A fantastic example of this investing framework/dynamic was Walmart (WMT) in the 1970s. Walmart introduced a vertically integrated retail concept that used technology and economies of scale to create the cheapest, most convenient shopping experience available to consumers. It employed technology at giant scale to facilitate this inexpensive, convenient shopping experience.
The incumbents of the retail industry, e.g., mom and pop grocers or department stores like Sears, fundamentally could not compete with Walmart's new and differentiated offering. (In the interest of brevity, I won't go into "The Innovator's Dilemma," which is often the basis for why incumbents struggle to compete with new entrants during this cycle of life and death, but this is worth noting, and I will discuss it in the future with you.).

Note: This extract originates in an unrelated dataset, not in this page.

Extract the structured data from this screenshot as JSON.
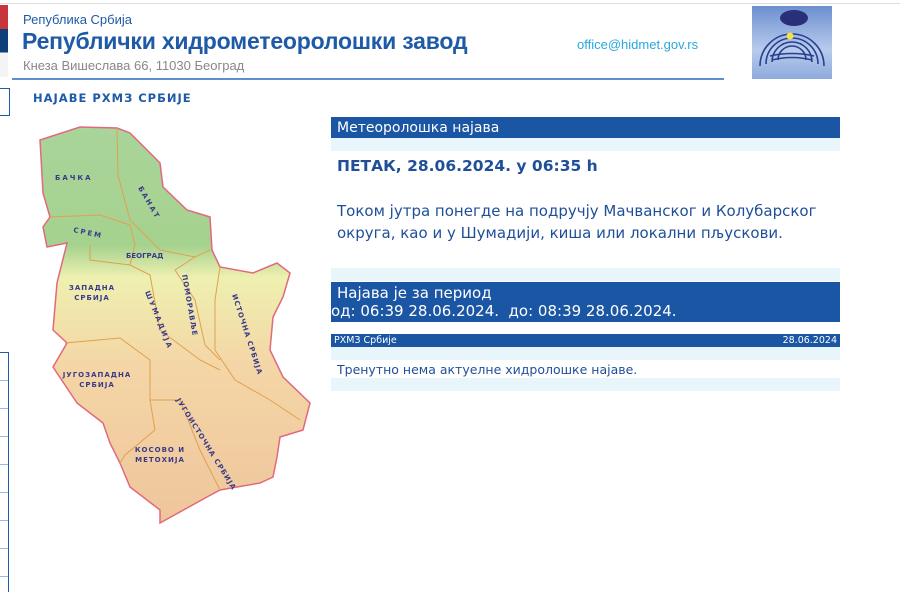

Over time, Walmart gradually consumed this trillion dollar+ total addressable market (grew within its Inverse Bubble), and, today, it generates hundreds of billions in annual sales, much of which it took from the incumbent/aging businesses that, in accordance with the laws of nature, were to inevitably die. It was all a matter of the cycle of life and death for the retail industry, just as the industrial revolution catalyzed the death of the Catholic Church's grip on government in Europe, ushering in our current 19th-20th century nation-state paradigm.
It was all a matter of the cycle of life and death, just as this cycle of life and death plays out ubiquitously in our universe.